Art and science bring general public tomato of the future
During Expeditie NEXT, a new science festival from NWO on 2 May 2019, scientists share their research with a larger audience. Associate professor Rashmi Sasidharan is one of the researchers involved on behalf of Utrecht University. Together with artist Chloé Rutzerveld, she brings the tomato of the future to the festival with an artistic installation.
The 3D image of a tomato plant
Science and speculation
The installation consists of a large touchscreen with a 3D image of a tomato plant. Visitors can use the sliders on the screen to change the "environmental factors" of the plant, such as the humidity and the concentration of CO2. Both the plant and the tomatoes immediately change shape and color. The effects of environmental factors are exaggerated, but in principle based on scientific knowledge: science with a layer of speculation.
"With the installation we want the general public to experience that our food is highly dependent on environmental factors," says Rutzerveld. “I think a lot of people don't realize that. If you play with those factors you get very different products. What are the limits then? It is very easy to experiment with this at home. How do you grow your perfect tomato? Ultimately, we might start cooking with growth recipes instead of products."

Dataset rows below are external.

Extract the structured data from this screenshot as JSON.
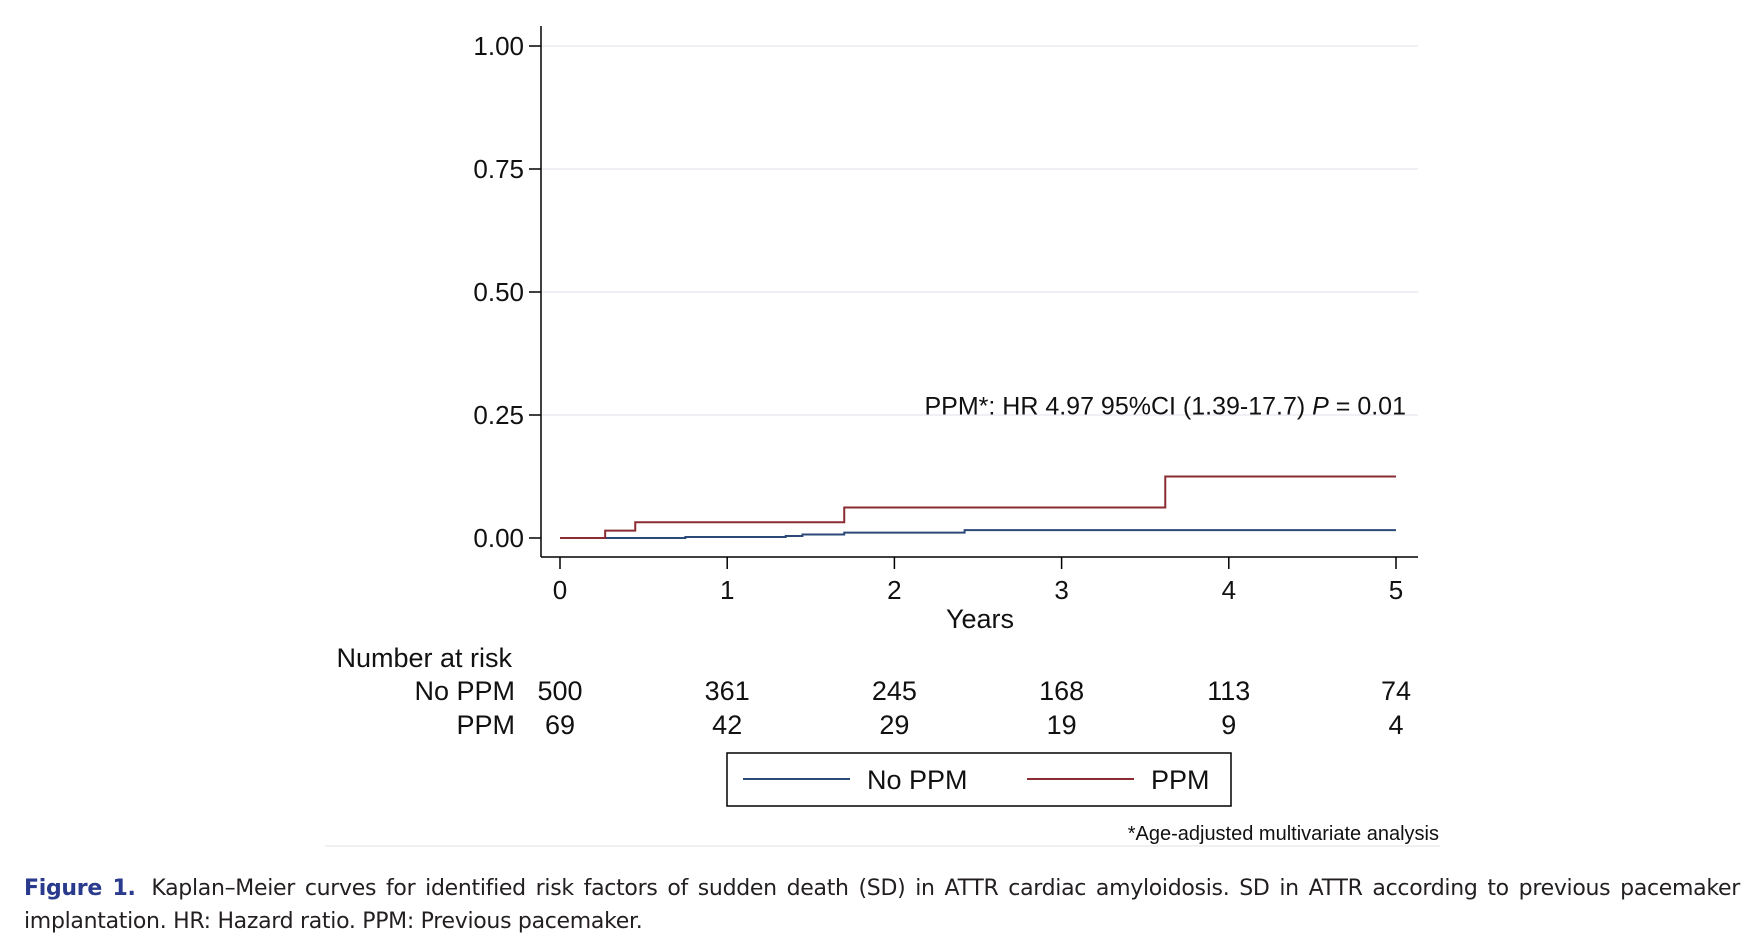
{
  "chart_data": {
    "type": "line",
    "subtype": "step",
    "xlabel": "Years",
    "ylabel": "",
    "xlim": [
      0,
      5
    ],
    "ylim": [
      0,
      1
    ],
    "xticks": [
      0,
      1,
      2,
      3,
      4,
      5
    ],
    "yticks": [
      "0.00",
      "0.25",
      "0.50",
      "0.75",
      "1.00"
    ],
    "grid": "horizontal",
    "series": [
      {
        "name": "No PPM",
        "color": "#2b4a78",
        "x": [
          0,
          0.75,
          1.35,
          1.45,
          1.7,
          2.42,
          5
        ],
        "y": [
          0,
          0.002,
          0.004,
          0.007,
          0.011,
          0.016,
          0.016
        ]
      },
      {
        "name": "PPM",
        "color": "#8b2c33",
        "x": [
          0,
          0.27,
          0.45,
          1.7,
          3.62,
          5
        ],
        "y": [
          0,
          0.015,
          0.032,
          0.062,
          0.125,
          0.125
        ]
      }
    ],
    "annotation": {
      "prefix": "PPM*: HR 4.97 95%CI (1.39-17.7) ",
      "p_label": "P",
      "suffix": " = 0.01",
      "x": 5,
      "y": 0.3
    },
    "risk_table": {
      "title": "Number at risk",
      "rows": [
        {
          "label": "No PPM",
          "values": [
            500,
            361,
            245,
            168,
            113,
            74
          ]
        },
        {
          "label": "PPM",
          "values": [
            69,
            42,
            29,
            19,
            9,
            4
          ]
        }
      ]
    },
    "legend": {
      "position": "bottom",
      "entries": [
        "No PPM",
        "PPM"
      ]
    },
    "footnote": "*Age-adjusted multivariate analysis"
  },
  "caption": {
    "label": "Figure 1.",
    "text": "Kaplan–Meier curves for identified risk factors of sudden death (SD) in ATTR cardiac amyloidosis. SD in ATTR according to previous pacemaker implantation. HR: Hazard ratio. PPM: Previous pacemaker."
  }
}
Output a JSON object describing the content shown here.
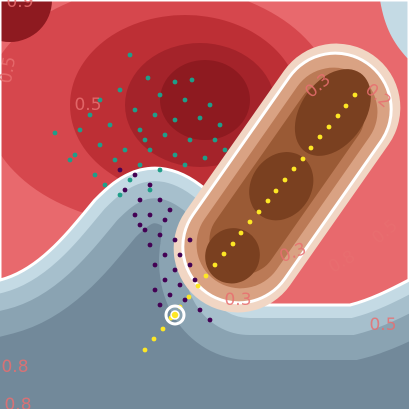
{
  "chart_data": {
    "type": "scatter",
    "xlim": [
      0,
      409
    ],
    "ylim": [
      0,
      409
    ],
    "annotations": [
      "0.9",
      "0.5",
      "0.5",
      "0.3",
      "0.2",
      "0.5",
      "0.3",
      "0.8",
      "0.3",
      "0.5",
      "0.8",
      "0.8"
    ],
    "series": [
      {
        "color": "#1f9e89",
        "x": [
          130,
          148,
          175,
          192,
          120,
          100,
          160,
          185,
          210,
          90,
          135,
          155,
          175,
          200,
          220,
          55,
          80,
          110,
          140,
          165,
          190,
          215,
          75,
          100,
          125,
          150,
          175,
          205,
          70,
          115,
          140,
          160,
          185,
          95,
          130,
          225,
          145,
          120,
          150,
          105
        ],
        "values": [
          354,
          331,
          327,
          329,
          319,
          309,
          314,
          309,
          304,
          294,
          299,
          294,
          289,
          291,
          284,
          276,
          279,
          284,
          279,
          274,
          269,
          269,
          254,
          264,
          259,
          259,
          254,
          251,
          249,
          249,
          244,
          239,
          244,
          234,
          229,
          259,
          269,
          214,
          219,
          224
        ]
      },
      {
        "color": "#440154",
        "x": [
          120,
          135,
          150,
          125,
          140,
          160,
          135,
          150,
          165,
          145,
          160,
          175,
          150,
          165,
          180,
          155,
          175,
          190,
          165,
          180,
          170,
          185,
          160,
          200,
          210,
          190,
          140,
          170,
          155,
          195
        ],
        "values": [
          239,
          234,
          224,
          219,
          209,
          209,
          194,
          194,
          189,
          179,
          174,
          169,
          164,
          154,
          154,
          144,
          139,
          144,
          129,
          124,
          114,
          109,
          104,
          99,
          89,
          169,
          184,
          199,
          119,
          129
        ]
      },
      {
        "color": "#fde725",
        "x": [
          145,
          154,
          163,
          171,
          180,
          189,
          198,
          206,
          215,
          224,
          233,
          241,
          250,
          259,
          268,
          276,
          285,
          294,
          303,
          311,
          320,
          329,
          338,
          346,
          355
        ],
        "values": [
          59,
          70,
          80,
          91,
          102,
          112,
          123,
          133,
          144,
          155,
          165,
          176,
          187,
          197,
          208,
          218,
          229,
          240,
          250,
          261,
          272,
          282,
          293,
          303,
          314
        ]
      }
    ]
  }
}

The plant changes when the environmental factors change
Intuitive and attractive
For the scientific basis, Rutzerveld asked Rashmi Sasidharan for help. The associate professor was happy to cooperate, and mobilized her colleagues within the Institute of Environmental Biology to provide input from their areas of expertise. "It is a new and effective way to bring our research to the attention of the wider public," she says. PhD candidate Tom Rankenberg, who is present during the science festival to answer questions from visitors, is also enthusiastic: “It looks super cool and it is very educational. I even think it's good that the effects are exaggerated, because that makes it more intuitive and attractive.”
The installation can be seen for three months from July 2019 during an exhibition at NEMO and will then continue to travel.